Woolmer's death came hours after Pakistan's humiliating elimination from the World Cricket Cup competition by a relatively unknown Irish team on St. Patrick's Day. Shields said earlier this week that no suspects have been identified, and there was no clear motive for the crime.

"There is lots of speculation as it relates to the motive, and we have a few ideas, but I'm not in a position to share those with you," he said in a written statement. "Nothing is ruled out."

He added that police were examining the coach's computer hard drive "in order that we can see if there is anything else to establish a motive as why someone would want to kill him."

Shields told reporters that he was constructing a timeline of events leading up to the killing.

Woolmer sent an e-mail to his wife between 8 p.m. and 9 p.m., about the same time that he ordered room service.

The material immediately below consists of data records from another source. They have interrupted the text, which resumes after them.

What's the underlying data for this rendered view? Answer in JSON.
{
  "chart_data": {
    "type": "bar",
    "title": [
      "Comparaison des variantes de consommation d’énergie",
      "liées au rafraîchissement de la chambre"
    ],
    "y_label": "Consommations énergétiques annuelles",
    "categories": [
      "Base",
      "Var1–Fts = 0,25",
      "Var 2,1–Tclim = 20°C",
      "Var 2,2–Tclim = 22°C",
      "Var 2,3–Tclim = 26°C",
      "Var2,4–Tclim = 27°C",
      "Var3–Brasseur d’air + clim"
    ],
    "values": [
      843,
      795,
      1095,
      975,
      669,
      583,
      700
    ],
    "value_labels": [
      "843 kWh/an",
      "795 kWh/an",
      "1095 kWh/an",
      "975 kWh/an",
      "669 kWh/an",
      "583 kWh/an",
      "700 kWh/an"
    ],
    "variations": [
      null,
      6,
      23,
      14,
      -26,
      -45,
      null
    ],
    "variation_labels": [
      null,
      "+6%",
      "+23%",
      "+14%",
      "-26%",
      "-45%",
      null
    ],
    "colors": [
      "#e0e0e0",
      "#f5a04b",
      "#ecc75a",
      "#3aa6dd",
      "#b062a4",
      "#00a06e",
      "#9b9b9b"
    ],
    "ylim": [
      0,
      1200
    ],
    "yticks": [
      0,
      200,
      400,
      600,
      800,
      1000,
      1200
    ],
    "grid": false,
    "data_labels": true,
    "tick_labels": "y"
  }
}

His wife has previously said that she received an e-mail from her husband to her computer in Cape Town, South Africa, just after 8 p.m. Jamaican time.

Shields said Woolmer appears to have been killed Sunday morning, but could not narrow it down beyond that. He predicted that toxicology and histology test results, which have not been completed, would help investigators further narrow down the time of death.